While vowing to promote faster and deeper economic reform, Li promised that Western political trends, including dissent, would be stopped the moment they appeared.Yet trying to have it both ways - a market economy and a Marxist state - seems doomed to failure. Political change inevitably will accompany economic change. Just ask unemployed communist leaders in the former Soviet Union and Eastern Europe.

Chinese scholars believe that the pro-democracy movement, ignited by a huge university student population, was the natural result of economic reforms begun 13 years ago.

Li, 63, is widely blamed at home and abroad for his part in ordering attacks against pro-democracy demonstrators around Beijing's Tiananmen Square in June 1989.

The crushing of the movement with tanks and bullets sent a chill across China and brought almost universal international condemnation.

Now, after only three years of repression, the Chinese government is attempting to lighten up - at least economically.

The question by all observers is how much progress can be made in economic reform without threatening the control of the political regime.

Most China watchers think opening up China to progressive economics will almost certainly open it up to political reformation as well. The two can hardly be separated.

Even after the massacre at Tiananmen Square, Chinese leaders continued to promote private enterprises which have operated at a profit at the same time government-controlled enterprises have suffered a deficit.

China has continued to receive international competitive pressure, forcing officials to orchestrate a new economic reform movement.

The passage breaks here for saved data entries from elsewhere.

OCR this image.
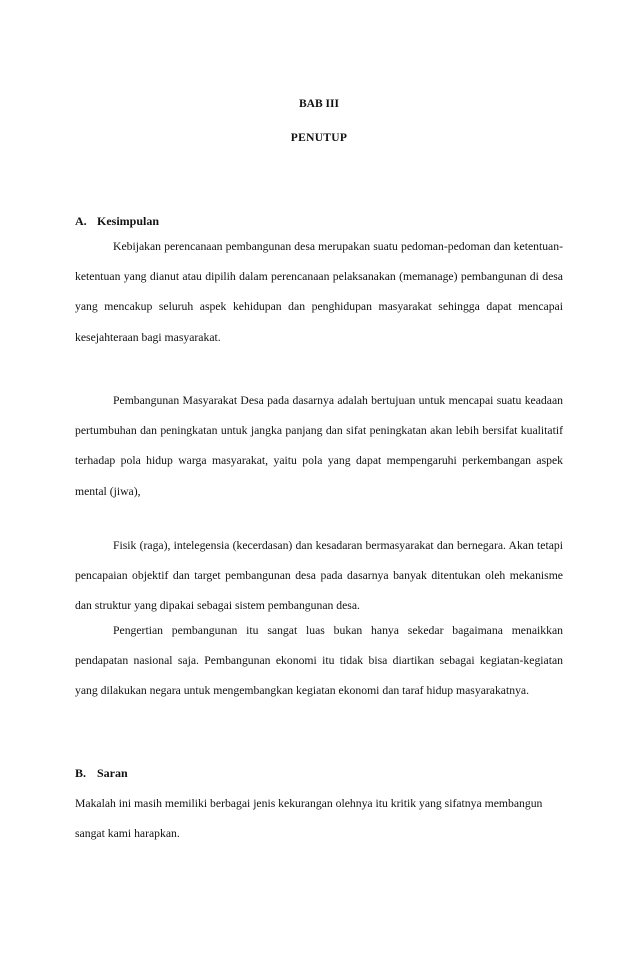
BAB III
PENUTUP
A. Kesimpulan

Kebijakan perencanaan pembangunan desa merupakan suatu pedoman-pedoman dan ketentuan-ketentuan yang dianut atau dipilih dalam perencanaan pelaksanakan (memanage) pembangunan di desa yang mencakup seluruh aspek kehidupan dan penghidupan masyarakat sehingga dapat mencapai kesejahteraan bagi masyarakat.

Pembangunan Masyarakat Desa pada dasarnya adalah bertujuan untuk mencapai suatu keadaan pertumbuhan dan peningkatan untuk jangka panjang dan sifat peningkatan akan lebih bersifat kualitatif terhadap pola hidup warga masyarakat, yaitu pola yang dapat mempengaruhi perkembangan aspek mental (jiwa),

Fisik (raga), intelegensia (kecerdasan) dan kesadaran bermasyarakat dan bernegara. Akan tetapi pencapaian objektif dan target pembangunan desa pada dasarnya banyak ditentukan oleh mekanisme dan struktur yang dipakai sebagai sistem pembangunan desa.

Pengertian pembangunan itu sangat luas bukan hanya sekedar bagaimana menaikkan pendapatan nasional saja. Pembangunan ekonomi itu tidak bisa diartikan sebagai kegiatan-kegiatan yang dilakukan negara untuk mengembangkan kegiatan ekonomi dan taraf hidup masyarakatnya.

B. Saran

Makalah ini masih memiliki berbagai jenis kekurangan olehnya itu kritik yang sifatnya membangun sangat kami harapkan.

Managers of state enterprises have been told to "liberate their thinking" and borrow the useful elements of capitalism, and to to do whatever is necessary to attract more foreign investment.

Although the United States wants to encourage China to embrace capitalism and to make humanizing changes, democracy is the last thing current hard-liner Chinese leaders seem to want.

Yet the opening up of economic life is likely to reopen the possibilities of violence from the huge population of disaffected citizens who detest their government.

Even those Chinese political dissidents who have escaped to the West believe that a democratic future in China lies with a younger generation of leaders more likely to embrace the democratic revolution so successful in other parts of the world.